Como encara o futuro das viagens, especialmente considerando o surgimento de doenças como a covid-19? Acredita que se tornará mais comum a necessidade de medicação prévia ou outras medidas preventivas antes de viajar?
A pandemia veio mostrar que estamos muito mais vulneráveis do que pensamos no dia-a-dia. A facilidade de deslocação nos tempos atuais, em que podemos estar no outro lado do mundo em menos de 24h, são o maior contributo para a propagação fulminante das doenças infecciosas. Em simultâneo, o avião tem-se assumido não só como um meio de transporte transformador no mundo das viagens mas também da epidemiologia, sendo um “mega-vector” de transmissão de doenças, permitindo que pessoas doentes e vectores que antes estavam limitados a determinadas áreas geográficas, possam agora circular mais facilmente, disseminar doenças e vectores orgânicos.

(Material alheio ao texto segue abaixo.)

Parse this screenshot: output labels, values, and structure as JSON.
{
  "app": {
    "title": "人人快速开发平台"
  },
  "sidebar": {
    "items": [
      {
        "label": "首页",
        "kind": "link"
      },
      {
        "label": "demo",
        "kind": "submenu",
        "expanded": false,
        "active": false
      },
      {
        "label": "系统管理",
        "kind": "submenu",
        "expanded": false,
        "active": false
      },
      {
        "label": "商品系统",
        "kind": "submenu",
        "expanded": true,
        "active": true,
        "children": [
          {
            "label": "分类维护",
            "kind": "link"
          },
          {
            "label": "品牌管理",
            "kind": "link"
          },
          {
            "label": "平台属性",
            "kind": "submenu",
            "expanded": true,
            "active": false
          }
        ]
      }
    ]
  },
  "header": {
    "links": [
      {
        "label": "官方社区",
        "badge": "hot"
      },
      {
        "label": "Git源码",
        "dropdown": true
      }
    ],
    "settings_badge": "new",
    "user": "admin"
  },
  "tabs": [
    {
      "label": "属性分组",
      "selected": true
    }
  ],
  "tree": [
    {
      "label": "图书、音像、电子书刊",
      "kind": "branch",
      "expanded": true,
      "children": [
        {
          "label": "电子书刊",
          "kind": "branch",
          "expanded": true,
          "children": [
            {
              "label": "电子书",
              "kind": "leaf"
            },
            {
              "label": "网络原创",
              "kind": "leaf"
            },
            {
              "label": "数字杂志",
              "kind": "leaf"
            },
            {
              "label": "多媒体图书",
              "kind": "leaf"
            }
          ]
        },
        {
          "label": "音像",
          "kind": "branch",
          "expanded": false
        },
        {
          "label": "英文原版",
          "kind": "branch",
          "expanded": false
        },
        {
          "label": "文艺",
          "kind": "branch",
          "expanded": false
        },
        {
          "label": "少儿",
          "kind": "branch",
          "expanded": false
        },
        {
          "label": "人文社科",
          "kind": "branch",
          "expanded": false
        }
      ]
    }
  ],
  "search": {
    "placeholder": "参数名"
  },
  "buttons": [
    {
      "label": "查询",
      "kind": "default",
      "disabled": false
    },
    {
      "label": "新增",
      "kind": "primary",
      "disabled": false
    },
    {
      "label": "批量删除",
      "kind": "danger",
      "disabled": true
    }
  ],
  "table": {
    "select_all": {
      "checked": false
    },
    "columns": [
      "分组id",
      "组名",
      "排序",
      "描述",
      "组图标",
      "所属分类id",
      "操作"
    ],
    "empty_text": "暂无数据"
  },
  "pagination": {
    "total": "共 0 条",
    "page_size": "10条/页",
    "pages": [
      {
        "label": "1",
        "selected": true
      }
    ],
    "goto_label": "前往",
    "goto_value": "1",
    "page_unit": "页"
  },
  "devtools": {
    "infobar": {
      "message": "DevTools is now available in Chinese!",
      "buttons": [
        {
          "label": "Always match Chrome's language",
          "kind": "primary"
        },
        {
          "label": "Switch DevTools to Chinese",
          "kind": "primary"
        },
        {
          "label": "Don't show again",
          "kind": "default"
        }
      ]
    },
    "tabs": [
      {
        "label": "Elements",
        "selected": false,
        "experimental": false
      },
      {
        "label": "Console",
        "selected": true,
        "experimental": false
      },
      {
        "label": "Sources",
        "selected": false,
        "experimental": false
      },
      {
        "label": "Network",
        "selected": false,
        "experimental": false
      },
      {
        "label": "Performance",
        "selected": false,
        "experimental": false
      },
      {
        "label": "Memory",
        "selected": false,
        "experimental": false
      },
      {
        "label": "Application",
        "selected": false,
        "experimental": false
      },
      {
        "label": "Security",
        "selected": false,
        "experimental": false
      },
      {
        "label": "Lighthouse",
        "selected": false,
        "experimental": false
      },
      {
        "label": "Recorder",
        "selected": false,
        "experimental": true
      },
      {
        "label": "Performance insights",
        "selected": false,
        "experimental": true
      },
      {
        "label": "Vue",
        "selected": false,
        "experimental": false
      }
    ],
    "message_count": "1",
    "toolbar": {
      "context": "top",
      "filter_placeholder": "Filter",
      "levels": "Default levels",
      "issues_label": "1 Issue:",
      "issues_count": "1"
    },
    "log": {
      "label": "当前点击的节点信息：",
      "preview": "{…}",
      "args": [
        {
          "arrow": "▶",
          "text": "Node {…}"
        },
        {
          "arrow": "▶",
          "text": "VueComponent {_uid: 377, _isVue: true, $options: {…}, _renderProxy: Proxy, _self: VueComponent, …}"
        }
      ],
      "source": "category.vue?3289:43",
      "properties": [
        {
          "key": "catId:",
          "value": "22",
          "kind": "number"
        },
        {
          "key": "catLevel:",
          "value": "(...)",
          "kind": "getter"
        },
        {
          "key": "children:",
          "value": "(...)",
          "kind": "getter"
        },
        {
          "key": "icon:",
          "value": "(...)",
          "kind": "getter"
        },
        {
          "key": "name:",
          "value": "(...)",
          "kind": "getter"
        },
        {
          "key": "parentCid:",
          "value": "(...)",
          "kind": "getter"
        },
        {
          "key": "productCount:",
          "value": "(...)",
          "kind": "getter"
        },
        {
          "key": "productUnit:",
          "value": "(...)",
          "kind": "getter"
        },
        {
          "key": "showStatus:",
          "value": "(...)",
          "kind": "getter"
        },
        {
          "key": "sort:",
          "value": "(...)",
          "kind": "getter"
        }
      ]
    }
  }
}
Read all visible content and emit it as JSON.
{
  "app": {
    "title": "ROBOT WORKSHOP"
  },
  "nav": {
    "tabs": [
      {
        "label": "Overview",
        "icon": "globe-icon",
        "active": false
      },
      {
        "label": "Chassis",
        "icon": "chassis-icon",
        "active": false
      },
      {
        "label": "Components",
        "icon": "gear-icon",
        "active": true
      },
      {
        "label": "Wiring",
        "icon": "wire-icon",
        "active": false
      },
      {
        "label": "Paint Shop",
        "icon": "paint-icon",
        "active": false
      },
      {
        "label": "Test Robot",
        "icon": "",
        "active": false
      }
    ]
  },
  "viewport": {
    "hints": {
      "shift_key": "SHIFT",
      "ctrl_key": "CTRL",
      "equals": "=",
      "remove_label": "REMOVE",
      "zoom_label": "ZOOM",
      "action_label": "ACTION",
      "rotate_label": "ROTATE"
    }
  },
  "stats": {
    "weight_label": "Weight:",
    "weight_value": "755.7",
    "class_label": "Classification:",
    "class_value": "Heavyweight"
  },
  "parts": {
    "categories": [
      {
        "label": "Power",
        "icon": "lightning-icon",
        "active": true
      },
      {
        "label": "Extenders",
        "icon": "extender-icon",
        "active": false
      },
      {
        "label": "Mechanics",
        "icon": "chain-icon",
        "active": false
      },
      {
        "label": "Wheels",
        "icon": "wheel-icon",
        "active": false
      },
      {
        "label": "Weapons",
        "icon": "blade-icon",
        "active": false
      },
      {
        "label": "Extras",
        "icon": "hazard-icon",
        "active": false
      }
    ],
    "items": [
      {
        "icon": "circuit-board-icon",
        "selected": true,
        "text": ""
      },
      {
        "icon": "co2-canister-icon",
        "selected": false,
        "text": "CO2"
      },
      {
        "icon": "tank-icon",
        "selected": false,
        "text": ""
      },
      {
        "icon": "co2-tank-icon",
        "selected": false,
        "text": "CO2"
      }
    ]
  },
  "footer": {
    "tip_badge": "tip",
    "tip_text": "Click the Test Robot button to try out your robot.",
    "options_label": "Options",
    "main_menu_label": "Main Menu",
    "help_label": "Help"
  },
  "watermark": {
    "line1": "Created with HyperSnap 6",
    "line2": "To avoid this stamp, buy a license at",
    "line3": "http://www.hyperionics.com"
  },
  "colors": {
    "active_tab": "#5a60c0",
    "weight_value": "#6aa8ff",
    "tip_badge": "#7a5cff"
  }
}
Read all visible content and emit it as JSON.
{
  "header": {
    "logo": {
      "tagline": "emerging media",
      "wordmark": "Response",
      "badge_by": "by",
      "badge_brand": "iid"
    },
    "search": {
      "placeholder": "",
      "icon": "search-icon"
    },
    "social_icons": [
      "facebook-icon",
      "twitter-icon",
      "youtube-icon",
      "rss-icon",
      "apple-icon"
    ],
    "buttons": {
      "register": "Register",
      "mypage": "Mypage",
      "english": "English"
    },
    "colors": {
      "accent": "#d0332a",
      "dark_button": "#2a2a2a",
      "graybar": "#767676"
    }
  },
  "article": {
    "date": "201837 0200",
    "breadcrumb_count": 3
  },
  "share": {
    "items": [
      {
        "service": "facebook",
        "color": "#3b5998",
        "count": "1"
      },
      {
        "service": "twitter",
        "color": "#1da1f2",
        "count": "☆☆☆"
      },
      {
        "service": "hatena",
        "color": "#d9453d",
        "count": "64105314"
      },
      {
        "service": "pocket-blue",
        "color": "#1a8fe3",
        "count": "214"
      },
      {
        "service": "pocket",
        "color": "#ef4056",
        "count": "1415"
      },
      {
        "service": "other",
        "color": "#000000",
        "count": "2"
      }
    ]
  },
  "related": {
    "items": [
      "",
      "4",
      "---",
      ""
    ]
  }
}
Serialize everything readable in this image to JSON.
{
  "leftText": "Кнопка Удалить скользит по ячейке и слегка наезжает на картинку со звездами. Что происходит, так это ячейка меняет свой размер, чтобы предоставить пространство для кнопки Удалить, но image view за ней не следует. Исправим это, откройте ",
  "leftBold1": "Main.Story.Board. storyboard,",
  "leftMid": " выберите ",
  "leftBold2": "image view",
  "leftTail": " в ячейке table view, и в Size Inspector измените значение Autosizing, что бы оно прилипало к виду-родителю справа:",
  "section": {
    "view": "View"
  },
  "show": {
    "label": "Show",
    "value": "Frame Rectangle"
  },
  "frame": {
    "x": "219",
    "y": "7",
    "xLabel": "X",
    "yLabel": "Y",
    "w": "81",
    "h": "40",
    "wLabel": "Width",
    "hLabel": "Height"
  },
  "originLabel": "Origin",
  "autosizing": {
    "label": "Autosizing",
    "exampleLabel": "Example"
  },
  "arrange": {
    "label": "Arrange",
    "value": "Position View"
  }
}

Em paralelo, as alterações climáticas têm sido importantes responsáveis pela movimentação dos chamados “vectores de doença”, nomeadamente mosquitos que transportam o vírus da Dengue, Zika ou o parasita da Malária, e que vão inevitavelmente conduzir ao aparecimento de surtos em locais inesperados (como aconteceu na Madeira em 2012), e de surtos mais frequentes.
Climas anteriormente temperados e com cada vez mais oscilações térmicas também facilitam a propagação de alguns tipos de mosquitos e de infecções respiratórias. A globalização e a facilidade de viajar em qualquer fase de vida traz maior propensão de comportamentos sexuais de risco e consequentemente de doenças de transmissão sexual, como acontece em ambiente de festas ou circuitos de turismo sexual.
Para a grande maioria dos destinos fora da Europa (América Central e Caraíbas, América do Sul, Ásia e África), sem dúvida que vale a pena fazer uma consulta do viajante para análise do risco de cada doença e orientação quanto às melhores recomendações que podem passar por vacinas, anti-maláricos e uma farmácia do viajante adequada.
Assim, acredito que se tornará cada vez mais comum a consciência do papel da Medicina do Viajante para quem viaja de forma episódica ou regular, e da importância desta área na saúde e segurança do viajante, qualquer que seja a sua idade, fase de vida e tipo de viagem: lazer, trabalho, voluntariado, missão humanitária, durante a gravidez, com ou sem crianças.
“A facilidade de deslocação nos tempos atuais, em que podemos estar no outro lado do mundo em menos de 24h, são o maior contributo para a propagação fulminante das doenças infecciosas”.
Que dicas pode oferecer aos viajantes para evitar ficar doente durante as suas viagens? Existem medidas específicas que devem tomar, especialmente em destinos de maior risco?
As dicas mais comuns recaem sempre nas questões relacionadas com o aconselhamento alimentar – uma vez em muitos países ainda existem problemas de saneamento básico e da qualidade do tratamento das águas da rede pública – o que aumenta o risco de propagação de doenças alimentares através do consumo de água e de alimentos contaminados.
O uso dos repelentes é normalmente transversal aos vários destinos tropicais, embora possam ser feitos alguns acertos na sua concentração, modo e horário de aplicação em função do destino que escolhemos. E no que toca ao contacto com animais este é largamente desaconselhado na maioria dos países, devido à ainda existência de doenças fatais como é o caso da raiva.
Novamente considerando o viajante e o tipo de viagem, pode ainda ser necessário abordar questões concretas como a segurança individual (sobretudo no que respeita a viagens com crianças), a prática de mergulho ou a doença de altitude.
O facto de a nossa equipa clínica ser composta por viajantes experientes que já visitaram a maior parte dos locais para onde os viajantes vão, ou que já viveram experiências semelhantes, confere um toque personalizado a cada Consulta do Viajante Online®, o que é também muito importante na contextualização, validação e estabelecimento de laços de confiança sobre aquilo que estamos a ensinar.